I was really looking forward to reading this classic by Daphne Du Maurer, but I was sadly disappointed.
The narrator (whose name we never learn) is young, yes, but she’s still a grown-ass woman and I really wish she had acted like it.
When the story starts, she’s a hired companion to a wealthy American woman, and so she has no choice but to go where her employer goes. They are in Monte Carlo when they meet the mysterious, but very handsome, Maximilian (Maxim) de Winter, who is still in mourning for his wife, Rebecca, who died about a year earlier.
Maxim strikes up a romance with the narrator, although I think calling it a “romance” is being generous. She falls for him, but he’s so distant and removed that it’s hard to see why. I guess nothing says “heartthrob” like a guy who barely talks to you.
Eventually the narrator’s employer gets ready to move on, so the narrator goes to say goodbye to Maxim, at which point he proposes, she accepts, and they go on a honeymoon all over Europe before finally getting to Manderley, Maxim’s family estate where he had presumably spent so many happy years with Rebecca.
The new Mrs. de Winter has absolutely no idea how to act like a noble lady and makes the mistake of relying on Mrs. Danvers, the housekeeper, who remains loyal to Rebecca and sees her new ladyship as an inferior interloper and she’s not shy about letting Mrs. de Winter know exactly how she feels. She delights in tormenting Mrs. de Winter with stories of how happy Maxim and Rebecca were and tricking her into wearing a costume worn by Rebecca in her last year of life, thereby making Maxim and everyone else mad at Mrs. de Winter because they think she did it on purpose. Because she was supposed to know … how?
This is where the book lost me, because if you cannot trust your housekeeper, FIRE HER! It’s that simple.
But Mrs. de Winter just goes on and on about how she’s like a child and therefore incapable of doing anything and I was just like:
Like I said, Maxim isn’t big on talking to his new wife, so it’s really easy for Mrs.
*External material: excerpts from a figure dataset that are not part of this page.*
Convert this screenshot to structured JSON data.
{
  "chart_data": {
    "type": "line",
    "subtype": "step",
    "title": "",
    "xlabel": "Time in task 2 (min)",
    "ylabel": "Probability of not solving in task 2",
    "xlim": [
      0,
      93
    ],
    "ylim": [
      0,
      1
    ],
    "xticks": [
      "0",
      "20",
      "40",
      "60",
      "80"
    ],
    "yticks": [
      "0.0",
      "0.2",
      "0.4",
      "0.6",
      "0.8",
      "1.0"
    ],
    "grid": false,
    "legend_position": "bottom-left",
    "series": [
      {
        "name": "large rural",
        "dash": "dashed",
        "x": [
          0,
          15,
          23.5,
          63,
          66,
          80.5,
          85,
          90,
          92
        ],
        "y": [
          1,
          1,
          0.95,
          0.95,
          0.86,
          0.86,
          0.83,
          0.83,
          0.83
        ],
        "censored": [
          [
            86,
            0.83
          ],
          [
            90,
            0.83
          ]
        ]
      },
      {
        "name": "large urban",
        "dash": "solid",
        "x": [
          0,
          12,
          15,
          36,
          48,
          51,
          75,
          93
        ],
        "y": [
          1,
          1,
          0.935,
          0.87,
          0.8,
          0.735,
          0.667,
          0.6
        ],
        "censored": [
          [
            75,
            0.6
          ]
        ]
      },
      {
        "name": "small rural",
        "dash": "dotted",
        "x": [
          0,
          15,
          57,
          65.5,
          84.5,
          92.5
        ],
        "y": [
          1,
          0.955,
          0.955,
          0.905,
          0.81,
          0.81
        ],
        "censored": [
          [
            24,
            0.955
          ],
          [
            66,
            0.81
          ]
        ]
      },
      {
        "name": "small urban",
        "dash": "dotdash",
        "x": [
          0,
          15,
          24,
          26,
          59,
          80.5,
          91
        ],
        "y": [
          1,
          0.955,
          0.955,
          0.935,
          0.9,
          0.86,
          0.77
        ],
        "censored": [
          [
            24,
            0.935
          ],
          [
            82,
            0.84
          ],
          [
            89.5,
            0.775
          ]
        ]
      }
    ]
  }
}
Danvers to drive a wedge between them. Finally he decides to actually have a conversation with his own wife *gasp* at which point he tells her what really happened to Rebecca.
While we had previously been told that Rebecca had gone out sailing alone and drowned in a squall, it turns out she and Maxim had hated each other almost as soon as they were married and she was openly having affairs with other men. On the night of her death, she had taunted Maxim by laying out all the reasons he couldn’t leave her, so his answer was to shoot her and make it look like she had drowned in a sailboat.
Mrs. de Winter seems fine with this explanation, but I’m all, “Your husband just admitted to killing an unarmed woman and you’re OK with this?”
Apparently her answer is, “Yeah, that’s cool.”
But then a boat crashes against the shore in sight of Manderley and everyone rushes out to help, at which point some divers discover Rebecca’s body, along with her boat, so they’re all like, “Wait, if this is Rebecca, then whom did we bury last year? And why are there holes drilled into the bottom of this boat?”
So Maxim is taken in for questioning, but somehow manages to get off and return home with his new wife, only to realize that Manderley has gone up in flames and that’s the end of the novel.
I realize this is supposed to be a kind of retelling of Jane Eyre, but Jane Eyre was so much better than this! I realize Rochester had his issues, but at least he and Jane actually talked to each other and I believed they had a real connection. And at least Jane had some guts. You can blame Rochester for locking poor Bertha in the attic, but given the state of asylums at the time and how little was known about mental illness, I really think it was the best he could do for her, given the circumstances. I do blame him for trying to marry Jane without telling her about Bertha, but that’s still not the same as shooting and killing an unarmed woman.
What did you read this week? Any other classics you found intensely disappointing?